Tune-Yards closed out a six-week tour on the smaller stage at Pumpehuset. The space is packed and the lights are low, and there’s faint aura on the stage from the glow of an uncountable number of pedals.
The energy in the room is good. In part, this is because Merrill Garbus is herself a high-energy performer. She bops and struts, leads her band in sun salutes, raises her arms as if in a rallying cry, and through the low lighting you can occasionally see how wide her eyes are opened and the exaggerated stretch of her facial features. But the energy also refracts back from the audience; the people here not only know Tune-Yards but clearly love Tune-Yards. They are dancing, they are shouting back lines from “Bizness” and “Gangsta.” Much of the set comes from this year’s I Can Feel You Creep Into My Private Life, and they know the songs well.

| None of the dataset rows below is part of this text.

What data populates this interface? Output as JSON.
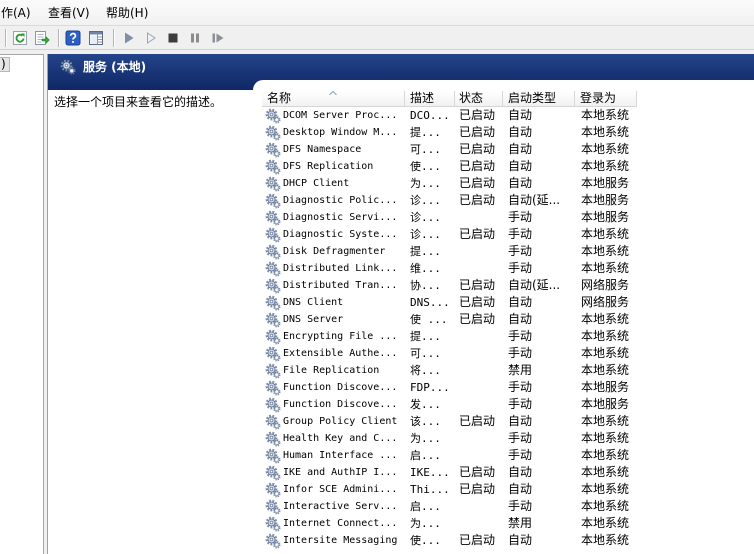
{
  "menu": {
    "items": [
      {
        "label": "作(A)"
      },
      {
        "label": "查看(V)"
      },
      {
        "label": "帮助(H)"
      }
    ]
  },
  "toolbar": {
    "buttons": [
      {
        "icon": "refresh-icon"
      },
      {
        "icon": "export-list-icon"
      },
      {
        "icon": "help-icon"
      },
      {
        "icon": "show-hide-pane-icon"
      },
      {
        "icon": "start-service-icon"
      },
      {
        "icon": "start-service-outline-icon"
      },
      {
        "icon": "stop-service-icon"
      },
      {
        "icon": "pause-service-icon"
      },
      {
        "icon": "restart-service-icon"
      }
    ]
  },
  "tree": {
    "selected_item_label": ")"
  },
  "panel": {
    "title": "服务 (本地)",
    "title_icon": "services-gear-icon",
    "description_hint": "选择一个项目来查看它的描述。"
  },
  "list": {
    "columns": [
      "名称",
      "描述",
      "状态",
      "启动类型",
      "登录为"
    ],
    "sort_icon": "sort-ascending-icon",
    "row_icon": "service-gear-icon",
    "rows": [
      {
        "name": "DCOM Server Proc...",
        "description": "DCO...",
        "status": "已启动",
        "startup_type": "自动",
        "log_on_as": "本地系统"
      },
      {
        "name": "Desktop Window M...",
        "description": "提...",
        "status": "已启动",
        "startup_type": "自动",
        "log_on_as": "本地系统"
      },
      {
        "name": "DFS Namespace",
        "description": "可...",
        "status": "已启动",
        "startup_type": "自动",
        "log_on_as": "本地系统"
      },
      {
        "name": "DFS Replication",
        "description": "使...",
        "status": "已启动",
        "startup_type": "自动",
        "log_on_as": "本地系统"
      },
      {
        "name": "DHCP Client",
        "description": "为...",
        "status": "已启动",
        "startup_type": "自动",
        "log_on_as": "本地服务"
      },
      {
        "name": "Diagnostic Polic...",
        "description": "诊...",
        "status": "已启动",
        "startup_type": "自动(延...",
        "log_on_as": "本地服务"
      },
      {
        "name": "Diagnostic Servi...",
        "description": "诊...",
        "status": "",
        "startup_type": "手动",
        "log_on_as": "本地服务"
      },
      {
        "name": "Diagnostic Syste...",
        "description": "诊...",
        "status": "已启动",
        "startup_type": "手动",
        "log_on_as": "本地系统"
      },
      {
        "name": "Disk Defragmenter",
        "description": "提...",
        "status": "",
        "startup_type": "手动",
        "log_on_as": "本地系统"
      },
      {
        "name": "Distributed Link...",
        "description": "维...",
        "status": "",
        "startup_type": "手动",
        "log_on_as": "本地系统"
      },
      {
        "name": "Distributed Tran...",
        "description": "协...",
        "status": "已启动",
        "startup_type": "自动(延...",
        "log_on_as": "网络服务"
      },
      {
        "name": "DNS Client",
        "description": "DNS...",
        "status": "已启动",
        "startup_type": "自动",
        "log_on_as": "网络服务"
      },
      {
        "name": "DNS Server",
        "description": "使 ...",
        "status": "已启动",
        "startup_type": "自动",
        "log_on_as": "本地系统"
      },
      {
        "name": "Encrypting File ...",
        "description": "提...",
        "status": "",
        "startup_type": "手动",
        "log_on_as": "本地系统"
      },
      {
        "name": "Extensible Authe...",
        "description": "可...",
        "status": "",
        "startup_type": "手动",
        "log_on_as": "本地系统"
      },
      {
        "name": "File Replication",
        "description": "将...",
        "status": "",
        "startup_type": "禁用",
        "log_on_as": "本地系统"
      },
      {
        "name": "Function Discove...",
        "description": "FDP...",
        "status": "",
        "startup_type": "手动",
        "log_on_as": "本地服务"
      },
      {
        "name": "Function Discove...",
        "description": "发...",
        "status": "",
        "startup_type": "手动",
        "log_on_as": "本地服务"
      },
      {
        "name": "Group Policy Client",
        "description": "该...",
        "status": "已启动",
        "startup_type": "自动",
        "log_on_as": "本地系统"
      },
      {
        "name": "Health Key and C...",
        "description": "为...",
        "status": "",
        "startup_type": "手动",
        "log_on_as": "本地系统"
      },
      {
        "name": "Human Interface ...",
        "description": "启...",
        "status": "",
        "startup_type": "手动",
        "log_on_as": "本地系统"
      },
      {
        "name": "IKE and AuthIP I...",
        "description": "IKE...",
        "status": "已启动",
        "startup_type": "自动",
        "log_on_as": "本地系统"
      },
      {
        "name": "Infor SCE Admini...",
        "description": "Thi...",
        "status": "已启动",
        "startup_type": "自动",
        "log_on_as": "本地系统"
      },
      {
        "name": "Interactive Serv...",
        "description": "启...",
        "status": "",
        "startup_type": "手动",
        "log_on_as": "本地系统"
      },
      {
        "name": "Internet Connect...",
        "description": "为...",
        "status": "",
        "startup_type": "禁用",
        "log_on_as": "本地系统"
      },
      {
        "name": "Intersite Messaging",
        "description": "使...",
        "status": "已启动",
        "startup_type": "自动",
        "log_on_as": "本地系统"
      }
    ]
  },
  "colors": {
    "window_bg": "#f0f0f0",
    "header_band_top": "#24448a",
    "header_band_bottom": "#0f2766"
  }
}
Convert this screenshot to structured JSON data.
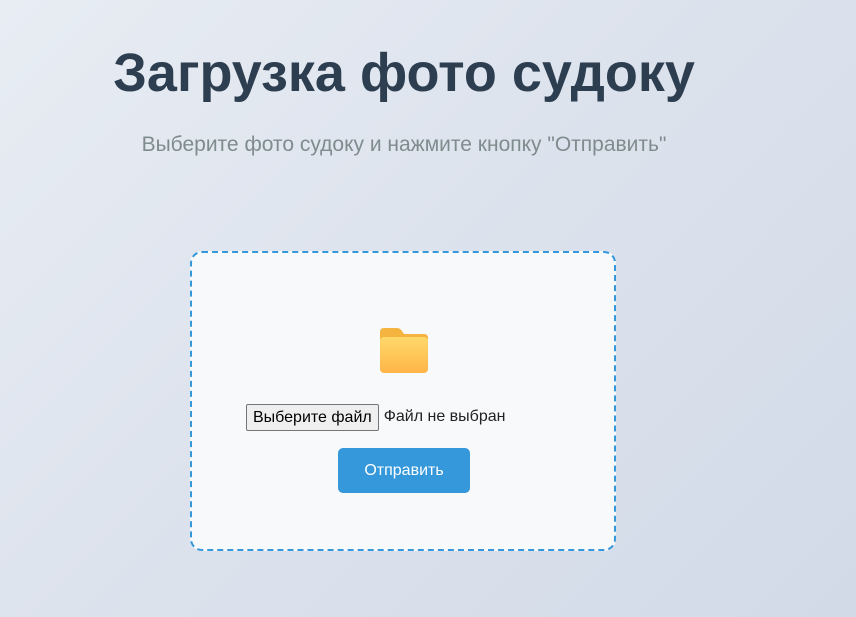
{
  "header": {
    "title": "Загрузка фото судоку",
    "subtitle": "Выберите фото судоку и нажмите кнопку \"Отправить\""
  },
  "upload": {
    "icon": "folder-icon",
    "file_button_label": "Выберите файл",
    "file_status": "Файл не выбран",
    "submit_label": "Отправить"
  },
  "colors": {
    "title": "#2c3e50",
    "subtitle": "#7f8c8d",
    "accent": "#3498db",
    "box_background": "#f7f9fb"
  }
}
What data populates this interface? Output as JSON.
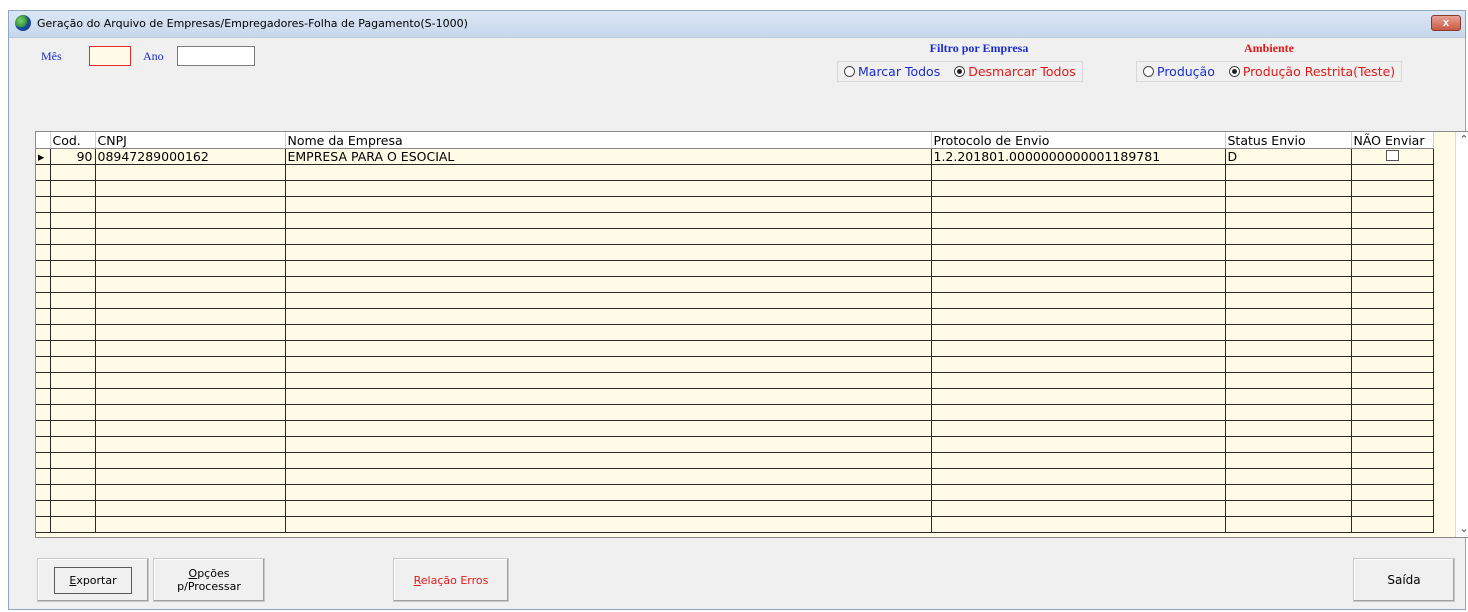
{
  "window": {
    "title": "Geração do Arquivo de Empresas/Empregadores-Folha de Pagamento(S-1000)",
    "close_label": "x"
  },
  "filters": {
    "mes_label": "Mês",
    "mes_value": "",
    "ano_label": "Ano",
    "ano_value": ""
  },
  "filtro_empresa": {
    "title": "Filtro por Empresa",
    "options": [
      {
        "label": "Marcar Todos",
        "selected": false
      },
      {
        "label": "Desmarcar Todos",
        "selected": true
      }
    ]
  },
  "ambiente": {
    "title": "Ambiente",
    "options": [
      {
        "label": "Produção",
        "selected": false
      },
      {
        "label": "Produção Restrita(Teste)",
        "selected": true
      }
    ]
  },
  "grid": {
    "columns": [
      "Cod.",
      "CNPJ",
      "Nome da Empresa",
      "Protocolo de Envio",
      "Status Envio",
      "NÃO Enviar"
    ],
    "rows": [
      {
        "cod": "90",
        "cnpj": "08947289000162",
        "nome": "EMPRESA PARA O ESOCIAL",
        "protocolo": "1.2.201801.0000000000001189781",
        "status": "D",
        "nao_enviar": false
      }
    ],
    "empty_rows": 23
  },
  "buttons": {
    "exportar": {
      "accel": "E",
      "rest": "xportar"
    },
    "opcoes_line1": {
      "accel": "O",
      "rest": "pções"
    },
    "opcoes_line2": "p/Processar",
    "relacao": {
      "accel": "R",
      "rest": "elação Erros"
    },
    "saida": "Saída"
  },
  "colors": {
    "grid_bg": "#fffbe6",
    "accent_blue": "#1a2cd0",
    "accent_red": "#e01a1a"
  }
}
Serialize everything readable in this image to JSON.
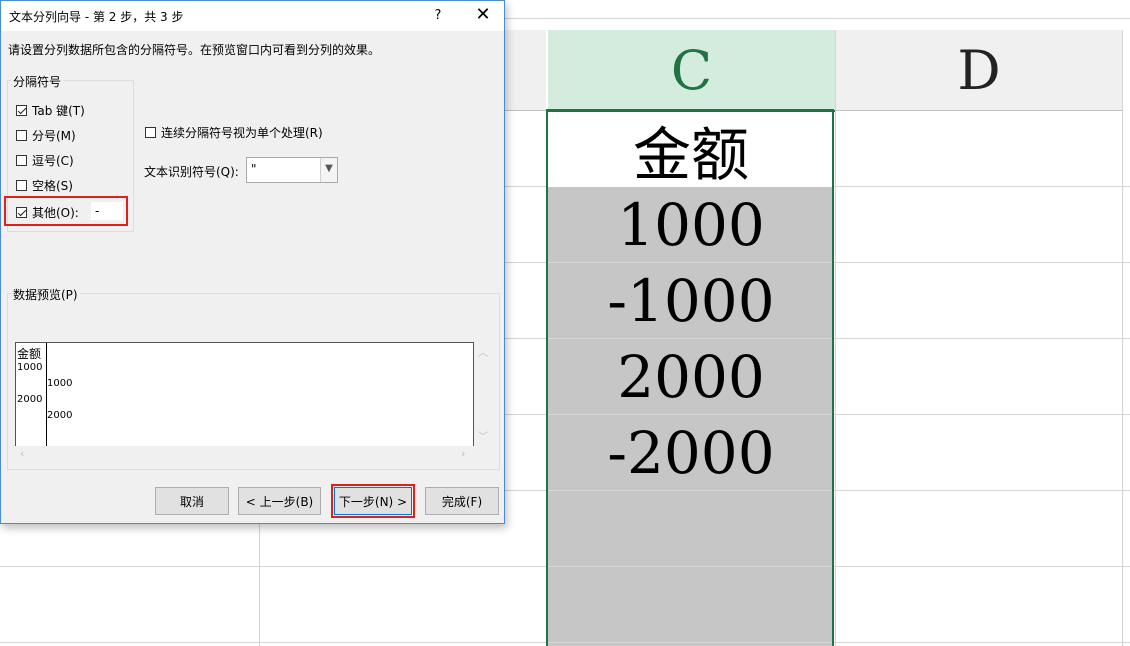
{
  "sheet": {
    "columns": [
      {
        "letter": "C"
      },
      {
        "letter": "D"
      }
    ],
    "cells": [
      "金额",
      "1000",
      "-1000",
      "2000",
      "-2000"
    ]
  },
  "dialog": {
    "title": "文本分列向导 - 第 2 步，共 3 步",
    "help": "?",
    "close": "✕",
    "instructions": "请设置分列数据所包含的分隔符号。在预览窗口内可看到分列的效果。",
    "delimiters_label": "分隔符号",
    "delimiters": [
      {
        "label": "Tab 键(T)",
        "checked": true
      },
      {
        "label": "分号(M)",
        "checked": false
      },
      {
        "label": "逗号(C)",
        "checked": false
      },
      {
        "label": "空格(S)",
        "checked": false
      },
      {
        "label": "其他(O):",
        "checked": true
      }
    ],
    "other_value": "-",
    "treat_consecutive": "连续分隔符号视为单个处理(R)",
    "treat_consecutive_checked": false,
    "qualifier_label": "文本识别符号(Q):",
    "qualifier_value": "\"",
    "preview_label": "数据预览(P)",
    "preview_rows": [
      [
        "金额",
        ""
      ],
      [
        "1000",
        ""
      ],
      [
        "",
        "1000"
      ],
      [
        "2000",
        ""
      ],
      [
        "",
        "2000"
      ]
    ],
    "buttons": {
      "cancel": "取消",
      "back": "< 上一步(B)",
      "next": "下一步(N) >",
      "finish": "完成(F)"
    }
  }
}
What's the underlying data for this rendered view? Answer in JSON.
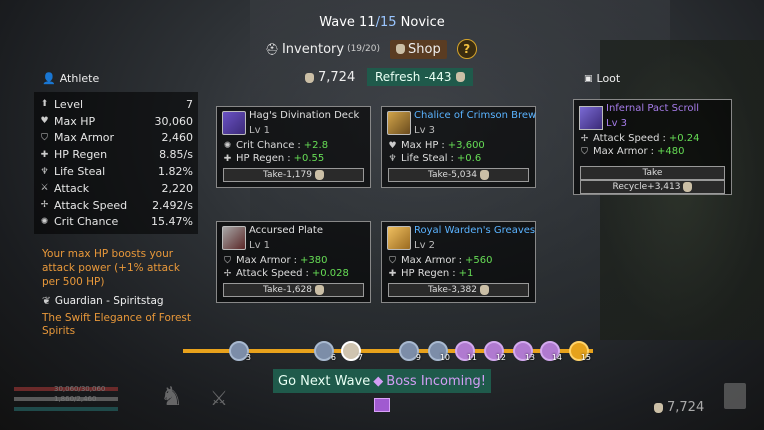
{
  "wave": {
    "label": "Wave",
    "current": "11",
    "total": "/15",
    "difficulty": "Novice"
  },
  "topbar": {
    "inventory_label": "Inventory",
    "inventory_count": "(19/20)",
    "shop_label": "Shop",
    "help_label": "?"
  },
  "gold": "7,724",
  "refresh": {
    "label": "Refresh",
    "cost": "-443"
  },
  "character": {
    "name": "Athlete",
    "stats": [
      {
        "label": "Level",
        "value": "7",
        "icon": "arrow-up-icon"
      },
      {
        "label": "Max HP",
        "value": "30,060",
        "icon": "heart-icon"
      },
      {
        "label": "Max Armor",
        "value": "2,460",
        "icon": "shield-icon"
      },
      {
        "label": "HP Regen",
        "value": "8.85/s",
        "icon": "regen-icon"
      },
      {
        "label": "Life Steal",
        "value": "1.82%",
        "icon": "lifesteal-icon"
      },
      {
        "label": "Attack",
        "value": "2,220",
        "icon": "sword-icon"
      },
      {
        "label": "Attack Speed",
        "value": "2.492/s",
        "icon": "attack-speed-icon"
      },
      {
        "label": "Crit Chance",
        "value": "15.47%",
        "icon": "crit-icon"
      }
    ],
    "hint": "Your max HP boosts your attack power (+1% attack per 500 HP)",
    "guardian": "Guardian - Spiritstag",
    "guardian_desc": "The Swift Elegance of Forest Spirits"
  },
  "shop_items": [
    {
      "name": "Hag's Divination Deck",
      "level": "Lv 1",
      "rarity": "common",
      "stat1_label": "Crit Chance",
      "stat1_value": "+2.8",
      "stat2_label": "HP Regen",
      "stat2_value": "+0.55",
      "take": "Take-1,179"
    },
    {
      "name": "Chalice of Crimson Brew",
      "level": "Lv 3",
      "rarity": "rare",
      "stat1_label": "Max HP",
      "stat1_value": "+3,600",
      "stat2_label": "Life Steal",
      "stat2_value": "+0.6",
      "take": "Take-5,034"
    },
    {
      "name": "Accursed Plate",
      "level": "Lv 1",
      "rarity": "common",
      "stat1_label": "Max Armor",
      "stat1_value": "+380",
      "stat2_label": "Attack Speed",
      "stat2_value": "+0.028",
      "take": "Take-1,628"
    },
    {
      "name": "Royal Warden's Greaves",
      "level": "Lv 2",
      "rarity": "rare",
      "stat1_label": "Max Armor",
      "stat1_value": "+560",
      "stat2_label": "HP Regen",
      "stat2_value": "+1",
      "take": "Take-3,382"
    }
  ],
  "loot": {
    "title": "Loot",
    "name": "Infernal Pact Scroll",
    "level": "Lv 3",
    "stat1_label": "Attack Speed",
    "stat1_value": "+0.24",
    "stat2_label": "Max Armor",
    "stat2_value": "+480",
    "take_label": "Take",
    "recycle_label": "Recycle+3,413"
  },
  "waves": [
    {
      "n": "3",
      "type": "normal"
    },
    {
      "n": "6",
      "type": "normal"
    },
    {
      "n": "7",
      "type": "done"
    },
    {
      "n": "9",
      "type": "normal"
    },
    {
      "n": "10",
      "type": "normal"
    },
    {
      "n": "11",
      "type": "boss"
    },
    {
      "n": "12",
      "type": "boss"
    },
    {
      "n": "13",
      "type": "boss"
    },
    {
      "n": "14",
      "type": "boss"
    },
    {
      "n": "15",
      "type": "final"
    }
  ],
  "next_wave": {
    "label": "Go Next Wave",
    "boss_label": "Boss Incoming!"
  },
  "hud": {
    "hp_text": "30,060/30,060",
    "armor_text": "1,860/2,460"
  },
  "colors": {
    "accent_green": "#1f5a4b",
    "stat_value": "#66dd55",
    "hint_orange": "#e8983a",
    "rare_blue": "#5ab3ff",
    "epic_purple": "#a57be8"
  }
}
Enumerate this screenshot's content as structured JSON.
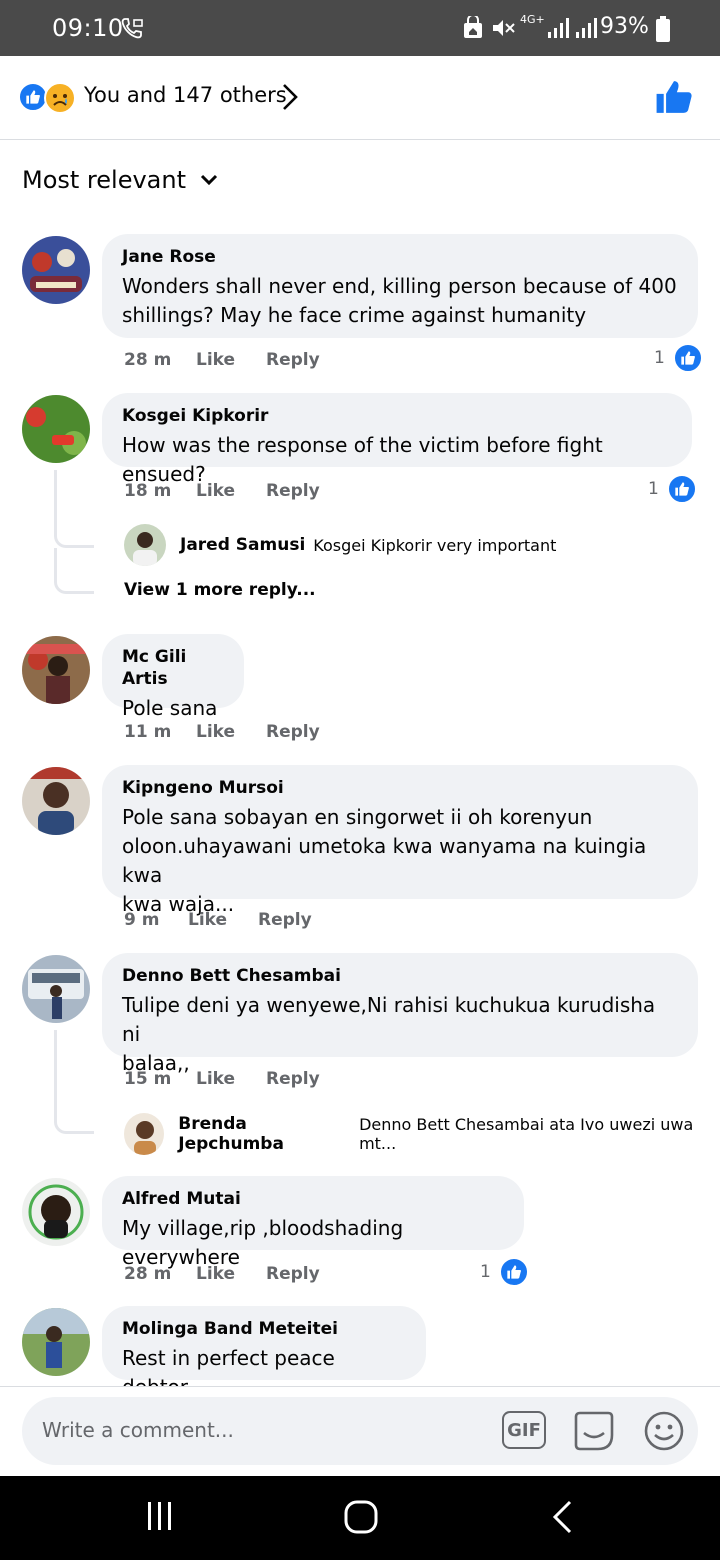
{
  "status_bar": {
    "time": "09:10",
    "battery": "93%",
    "network": "4G+"
  },
  "reactions": {
    "summary": "You and 147 others",
    "icons": [
      "like-icon",
      "sad-icon"
    ]
  },
  "filter": {
    "label": "Most relevant"
  },
  "comments": [
    {
      "name": "Jane Rose",
      "lines": [
        "Wonders shall never end, killing person because of 400",
        "shillings? May he face crime against humanity"
      ],
      "time": "28 m",
      "like": "Like",
      "reply": "Reply",
      "likes": "1"
    },
    {
      "name": "Kosgei Kipkorir",
      "lines": [
        "How was the response of the victim before fight ensued?"
      ],
      "time": "18 m",
      "like": "Like",
      "reply": "Reply",
      "likes": "1",
      "reply_preview": {
        "name": "Jared Samusi",
        "text": "Kosgei Kipkorir very important"
      },
      "view_more": "View 1 more reply..."
    },
    {
      "name": "Mc Gili Artis",
      "lines": [
        "Pole sana"
      ],
      "time": "11 m",
      "like": "Like",
      "reply": "Reply"
    },
    {
      "name": "Kipngeno Mursoi",
      "lines": [
        "Pole sana sobayan en singorwet ii oh korenyun",
        "oloon.uhayawani  umetoka kwa wanyama na kuingia kwa",
        "kwa waja..."
      ],
      "time": "9 m",
      "like": "Like",
      "reply": "Reply"
    },
    {
      "name": "Denno Bett Chesambai",
      "lines": [
        "Tulipe deni ya wenyewe,Ni rahisi kuchukua kurudisha ni",
        "balaa,,"
      ],
      "time": "15 m",
      "like": "Like",
      "reply": "Reply",
      "reply_preview": {
        "name": "Brenda Jepchumba",
        "text": "Denno Bett Chesambai ata Ivo uwezi uwa mt..."
      }
    },
    {
      "name": "Alfred Mutai",
      "lines": [
        "My village,rip ,bloodshading everywhere"
      ],
      "time": "28 m",
      "like": "Like",
      "reply": "Reply",
      "likes": "1"
    },
    {
      "name": "Molinga Band Meteitei",
      "lines": [
        "Rest in perfect peace debtor"
      ]
    }
  ],
  "composer": {
    "placeholder": "Write a comment...",
    "gif_label": "GIF"
  },
  "colors": {
    "accent": "#1877f2",
    "bubble": "#f0f2f5",
    "meta_text": "#65676b"
  }
}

If …Private Life was a bit down-tempo as a recording, the live set is a swamp of loops and yelps, driven by drums that cut through the electronics with their sheer tangibleness. Garbus makes playing the ukulele look cool, which is an impressive feat in itself, but much of that may have to do with her skill in making a ukulele sound like anything other than a ukulele. She plays her pedals with her feet like a separate instrument, her looped voice tumbling over and colliding with itself, and it doesn’t take long before it becomes difficult to distinguish what is sampled and what is looped.
Garbus’ voice has real power behind it, and she knows how to wield it. She offers a soothing sweetness when her vocals are meant to serve as a backing track and punctuates lines with massive bellows. She does not scream, she does not have to. Whatever she’s projecting — a state of zen or a call to arms — people are dancing, are listening, are ready to follow.